Intermediate Algebra, Chapter 4, 4.2, Section 4.2, Problem 28

Solve the system of equations $\begin{equation} \begin{aligned} 5x - 2z =& 8 \\ 4y + 3z =& -9 \\ \frac{1}{2}x + \frac{2}{3}y =& -1 \end{aligned} \end{equation}$.

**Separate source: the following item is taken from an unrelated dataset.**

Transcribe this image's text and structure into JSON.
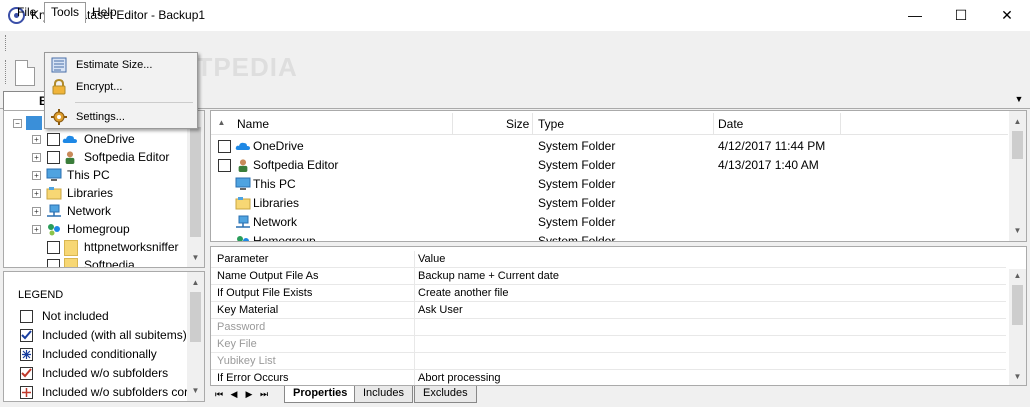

$\begin{equation} \begin{aligned} 15x \phantom{+8y} - 6z =& 24 && 3 \times \text{ Equation 1} \\ \phantom{15x + } 8y + 6z =& -18 && 2 \times \text{ Equation 2} \\ \hline \end{aligned} \end{equation}$



$\begin{equation} \begin{aligned} 15x + 8y \phantom{+ 6z} =& 6 && \text{Add} \end{aligned} \end{equation}$



$\begin{equation} \begin{aligned} 15x + 8y =& 6 && \text{Equation 4} \\ \frac{1}{2}x + \frac{2}{3}y =& -1 && \text{Equation 3} \end{aligned} \end{equation}$



$\begin{equation} \begin{aligned} 15x + 8y =& 6 && \text{Equation 4} \\ -6x - 8y =& 12 && 12 \times \text{ Equation 3} \\ \hline \end{aligned} \end{equation}$



$\begin{equation} \begin{aligned} 9x \phantom{-8y} =& 18 && \text{Add} \\ x =& 2 && \text{Divide each side by $9$} \end{aligned} \end{equation}$



$\begin{equation} \begin{aligned} 5(2) - 2z =& 8 && \text{Substitute } x = 2 \text{ in Equation 1} \\ 10 - 2z =& 8 && \text{Multiply} \\ -2z =& -2 && \text{Subtract each side by $10$} \\ z =& 1 && \text{Divide each side by $-2$} \end{aligned} \end{equation}$



$\begin{equation} \begin{aligned} 4y + 3(1) =& -9 && \text{Substitute } z = 1 \text{ in Equation 2} \\ 4y + 3 =& -9 && \text{Multiply} \\ 4y =& -12 && \text{Subtract each side by $3$} \\ y =& -3 && \text{Divide each side by $-3$} \end{aligned} \end{equation}$



The ordered triple is $\displaystyle \left( 2, -3, 1 \right)$.